Maioria qualificada necessária
A mudança será submetida ao procedimento ordinário de alteração constitucional, que exige o apoio de três quintos dos deputados e senadores. A aprovação é considerada difícil diante da atual correlação de forças nas duas Casas.
Reação a medida aprovada em Madri
O anúncio ocorreu dias depois de a Câmara de Madri aprovar, por iniciativa do partido Vox com apoio do conservador Partido Popular (PP), a divulgação permanente de informações sobre “trauma pós-aborto” em unidades de saúde e centros de atendimento à mulher. A decisão provocou críticas da esquerda.
“Com este governo, em matéria de direitos sociais, nem um passo atrás”, afirmou Sánchez na rede social X, ao prometer enviar o projeto de emenda constitucional.
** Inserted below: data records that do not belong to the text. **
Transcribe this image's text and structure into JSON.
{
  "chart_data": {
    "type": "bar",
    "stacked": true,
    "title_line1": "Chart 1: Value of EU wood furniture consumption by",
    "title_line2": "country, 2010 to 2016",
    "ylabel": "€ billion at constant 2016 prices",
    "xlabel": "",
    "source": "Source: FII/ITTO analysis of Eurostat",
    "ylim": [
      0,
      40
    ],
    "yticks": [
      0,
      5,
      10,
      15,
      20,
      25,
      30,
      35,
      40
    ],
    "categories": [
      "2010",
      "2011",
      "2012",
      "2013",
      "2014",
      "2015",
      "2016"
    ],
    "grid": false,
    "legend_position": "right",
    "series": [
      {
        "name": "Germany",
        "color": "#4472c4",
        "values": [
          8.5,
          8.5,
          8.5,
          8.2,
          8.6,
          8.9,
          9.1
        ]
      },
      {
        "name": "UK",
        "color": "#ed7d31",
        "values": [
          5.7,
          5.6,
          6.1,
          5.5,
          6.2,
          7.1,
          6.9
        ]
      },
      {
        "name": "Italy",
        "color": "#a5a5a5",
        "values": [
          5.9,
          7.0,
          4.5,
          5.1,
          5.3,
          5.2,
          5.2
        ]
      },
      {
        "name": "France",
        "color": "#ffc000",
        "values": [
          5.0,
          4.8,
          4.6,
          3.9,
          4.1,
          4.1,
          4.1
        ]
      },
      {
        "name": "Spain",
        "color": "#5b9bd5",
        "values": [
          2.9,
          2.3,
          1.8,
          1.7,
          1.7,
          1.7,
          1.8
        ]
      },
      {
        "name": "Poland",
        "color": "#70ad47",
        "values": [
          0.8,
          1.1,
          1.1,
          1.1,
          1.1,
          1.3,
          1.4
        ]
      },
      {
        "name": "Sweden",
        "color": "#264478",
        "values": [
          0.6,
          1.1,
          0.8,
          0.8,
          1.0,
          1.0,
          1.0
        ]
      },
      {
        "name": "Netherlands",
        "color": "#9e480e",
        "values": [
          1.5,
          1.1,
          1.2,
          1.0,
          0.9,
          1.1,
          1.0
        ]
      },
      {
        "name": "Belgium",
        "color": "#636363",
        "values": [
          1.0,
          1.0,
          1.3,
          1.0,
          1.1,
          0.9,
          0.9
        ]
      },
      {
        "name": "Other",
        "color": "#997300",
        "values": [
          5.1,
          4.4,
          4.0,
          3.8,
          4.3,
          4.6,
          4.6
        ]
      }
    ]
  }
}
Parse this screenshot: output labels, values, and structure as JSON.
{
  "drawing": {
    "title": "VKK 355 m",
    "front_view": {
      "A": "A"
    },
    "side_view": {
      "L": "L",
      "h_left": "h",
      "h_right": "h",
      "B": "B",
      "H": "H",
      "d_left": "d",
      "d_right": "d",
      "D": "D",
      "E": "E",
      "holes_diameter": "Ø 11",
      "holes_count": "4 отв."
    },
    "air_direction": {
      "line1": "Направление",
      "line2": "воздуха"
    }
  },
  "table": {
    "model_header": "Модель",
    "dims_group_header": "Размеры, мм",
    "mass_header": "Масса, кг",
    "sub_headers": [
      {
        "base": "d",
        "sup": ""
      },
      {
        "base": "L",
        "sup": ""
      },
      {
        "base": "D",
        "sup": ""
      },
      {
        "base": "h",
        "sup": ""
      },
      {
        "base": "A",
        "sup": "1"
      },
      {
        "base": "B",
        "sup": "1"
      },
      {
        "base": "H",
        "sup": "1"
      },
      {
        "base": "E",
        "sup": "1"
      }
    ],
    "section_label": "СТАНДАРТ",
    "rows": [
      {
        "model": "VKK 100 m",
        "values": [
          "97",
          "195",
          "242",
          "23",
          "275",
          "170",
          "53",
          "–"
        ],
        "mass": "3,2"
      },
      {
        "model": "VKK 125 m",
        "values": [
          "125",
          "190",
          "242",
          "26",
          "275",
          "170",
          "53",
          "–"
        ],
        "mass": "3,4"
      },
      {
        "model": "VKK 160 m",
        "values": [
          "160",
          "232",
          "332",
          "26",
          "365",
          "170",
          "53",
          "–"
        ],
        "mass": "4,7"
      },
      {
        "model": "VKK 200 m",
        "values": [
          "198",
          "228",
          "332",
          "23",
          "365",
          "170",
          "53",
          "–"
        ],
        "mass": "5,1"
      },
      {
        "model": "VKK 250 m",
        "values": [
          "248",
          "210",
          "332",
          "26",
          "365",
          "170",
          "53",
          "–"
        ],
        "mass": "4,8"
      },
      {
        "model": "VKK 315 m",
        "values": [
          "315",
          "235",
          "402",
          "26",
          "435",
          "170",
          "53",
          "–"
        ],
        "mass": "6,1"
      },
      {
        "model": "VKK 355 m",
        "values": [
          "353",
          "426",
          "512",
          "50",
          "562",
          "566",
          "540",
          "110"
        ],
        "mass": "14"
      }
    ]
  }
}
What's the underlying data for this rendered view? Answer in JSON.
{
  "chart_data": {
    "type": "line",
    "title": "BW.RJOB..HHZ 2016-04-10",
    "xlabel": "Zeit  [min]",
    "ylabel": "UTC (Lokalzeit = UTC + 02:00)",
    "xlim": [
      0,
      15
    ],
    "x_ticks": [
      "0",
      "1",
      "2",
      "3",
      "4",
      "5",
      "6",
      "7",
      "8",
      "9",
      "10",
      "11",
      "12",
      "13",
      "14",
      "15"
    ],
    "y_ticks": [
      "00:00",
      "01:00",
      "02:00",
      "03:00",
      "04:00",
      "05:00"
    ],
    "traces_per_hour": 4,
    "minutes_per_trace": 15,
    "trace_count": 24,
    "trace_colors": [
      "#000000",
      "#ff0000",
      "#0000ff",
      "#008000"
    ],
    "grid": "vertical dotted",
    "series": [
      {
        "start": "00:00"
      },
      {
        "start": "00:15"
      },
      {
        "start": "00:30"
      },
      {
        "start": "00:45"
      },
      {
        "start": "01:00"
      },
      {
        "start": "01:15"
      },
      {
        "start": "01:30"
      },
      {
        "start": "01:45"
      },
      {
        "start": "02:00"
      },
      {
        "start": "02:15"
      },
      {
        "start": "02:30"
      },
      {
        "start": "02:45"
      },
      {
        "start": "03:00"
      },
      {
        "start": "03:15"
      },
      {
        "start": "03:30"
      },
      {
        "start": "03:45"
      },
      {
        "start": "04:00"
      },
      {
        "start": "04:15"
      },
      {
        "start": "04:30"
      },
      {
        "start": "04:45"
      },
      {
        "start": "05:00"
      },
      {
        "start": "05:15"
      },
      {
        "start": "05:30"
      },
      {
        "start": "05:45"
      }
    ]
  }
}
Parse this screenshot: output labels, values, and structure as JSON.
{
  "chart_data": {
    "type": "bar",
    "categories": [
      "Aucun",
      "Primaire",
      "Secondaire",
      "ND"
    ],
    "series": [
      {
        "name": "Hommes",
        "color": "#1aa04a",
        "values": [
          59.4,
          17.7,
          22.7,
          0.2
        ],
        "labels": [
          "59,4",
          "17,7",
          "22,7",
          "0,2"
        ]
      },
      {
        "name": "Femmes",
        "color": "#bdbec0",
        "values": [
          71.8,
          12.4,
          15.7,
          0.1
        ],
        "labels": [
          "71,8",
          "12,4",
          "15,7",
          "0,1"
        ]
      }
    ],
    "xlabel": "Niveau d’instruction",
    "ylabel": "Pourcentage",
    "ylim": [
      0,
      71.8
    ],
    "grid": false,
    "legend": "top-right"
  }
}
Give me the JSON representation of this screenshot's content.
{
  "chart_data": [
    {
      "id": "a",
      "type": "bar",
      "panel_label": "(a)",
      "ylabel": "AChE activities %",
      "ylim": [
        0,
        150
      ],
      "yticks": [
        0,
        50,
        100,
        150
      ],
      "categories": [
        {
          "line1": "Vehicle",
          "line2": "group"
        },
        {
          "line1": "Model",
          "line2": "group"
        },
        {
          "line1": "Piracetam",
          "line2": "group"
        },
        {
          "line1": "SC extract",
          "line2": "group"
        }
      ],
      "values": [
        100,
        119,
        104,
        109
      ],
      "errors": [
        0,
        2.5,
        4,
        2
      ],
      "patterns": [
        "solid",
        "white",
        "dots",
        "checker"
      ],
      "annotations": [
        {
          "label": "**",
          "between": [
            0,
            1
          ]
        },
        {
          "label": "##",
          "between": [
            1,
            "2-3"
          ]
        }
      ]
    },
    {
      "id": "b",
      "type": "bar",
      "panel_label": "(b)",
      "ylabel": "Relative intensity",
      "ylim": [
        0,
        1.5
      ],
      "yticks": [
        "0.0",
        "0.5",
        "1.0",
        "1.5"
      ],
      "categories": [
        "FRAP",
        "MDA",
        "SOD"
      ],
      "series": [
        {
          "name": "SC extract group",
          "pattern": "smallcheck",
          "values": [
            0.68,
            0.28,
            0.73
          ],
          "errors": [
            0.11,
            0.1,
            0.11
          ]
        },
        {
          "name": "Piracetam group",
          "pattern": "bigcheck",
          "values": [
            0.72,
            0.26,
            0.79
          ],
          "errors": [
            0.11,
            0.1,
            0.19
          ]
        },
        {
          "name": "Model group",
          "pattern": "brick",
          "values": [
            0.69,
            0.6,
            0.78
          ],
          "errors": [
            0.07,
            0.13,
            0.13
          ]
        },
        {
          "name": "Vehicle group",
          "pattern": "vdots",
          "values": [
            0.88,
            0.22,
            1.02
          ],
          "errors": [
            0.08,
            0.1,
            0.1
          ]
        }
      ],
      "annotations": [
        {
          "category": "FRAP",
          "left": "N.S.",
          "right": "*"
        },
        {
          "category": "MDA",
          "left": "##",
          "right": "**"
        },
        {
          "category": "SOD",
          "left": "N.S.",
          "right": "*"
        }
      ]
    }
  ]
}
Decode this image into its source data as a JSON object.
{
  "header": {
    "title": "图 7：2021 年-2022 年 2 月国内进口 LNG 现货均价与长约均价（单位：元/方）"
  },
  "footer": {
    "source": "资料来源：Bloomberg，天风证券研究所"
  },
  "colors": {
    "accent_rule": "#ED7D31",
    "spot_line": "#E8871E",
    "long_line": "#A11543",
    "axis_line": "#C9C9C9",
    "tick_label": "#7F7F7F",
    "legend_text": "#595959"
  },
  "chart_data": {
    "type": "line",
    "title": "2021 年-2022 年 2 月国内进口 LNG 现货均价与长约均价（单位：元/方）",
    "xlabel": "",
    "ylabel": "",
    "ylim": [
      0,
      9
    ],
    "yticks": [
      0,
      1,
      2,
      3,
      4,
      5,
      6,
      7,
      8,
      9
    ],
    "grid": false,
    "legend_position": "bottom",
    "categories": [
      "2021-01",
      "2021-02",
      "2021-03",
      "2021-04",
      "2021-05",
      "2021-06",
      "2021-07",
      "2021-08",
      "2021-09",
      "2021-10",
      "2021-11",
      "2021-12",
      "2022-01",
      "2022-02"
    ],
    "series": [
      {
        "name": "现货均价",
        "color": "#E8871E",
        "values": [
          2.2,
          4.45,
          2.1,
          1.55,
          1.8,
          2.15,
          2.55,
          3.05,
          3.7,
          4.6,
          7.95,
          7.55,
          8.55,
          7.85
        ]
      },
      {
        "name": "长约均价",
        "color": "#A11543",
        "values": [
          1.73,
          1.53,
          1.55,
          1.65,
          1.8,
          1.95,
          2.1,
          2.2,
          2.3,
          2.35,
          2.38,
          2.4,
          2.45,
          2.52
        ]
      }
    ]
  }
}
Legislação atual e impacto da reforma
Hoje, o aborto é permitido na Espanha até a 14ª semana de gestação, sem restrições, e até a 22ª semana quando há risco para a vida ou saúde da gestante ou anomalias fetais graves. O Tribunal Constitucional validou a norma em 2023.
Se o texto for aprovado, a Espanha se tornará o segundo país a inserir o direito ao aborto em sua Carta Magna, depois da França, que o fez em 2024.
Critérios científicos para informações
O projeto também determina que todas as orientações fornecidas às mulheres sobre interrupção da gravidez sejam “científicas, objetivas” e respaldadas por organismos como a Organização Mundial da Saúde (OMS) e a Associação Americana de Psiquiatria (APA).
Críticas da direita
O secretário-geral do Vox, Ignacio Garriga, classificou a iniciativa como uma “manobra” do primeiro-ministro. “Pedro Sánchez é o maior inimigo das mulheres”, declarou, atribuindo ao governo aumentos em índices de violência sexual, mutilação genital feminina e casamentos forçados. Garriga ainda acusou o premiê de tentar “encobrir casos de corrupção” envolvendo familiares e aliados.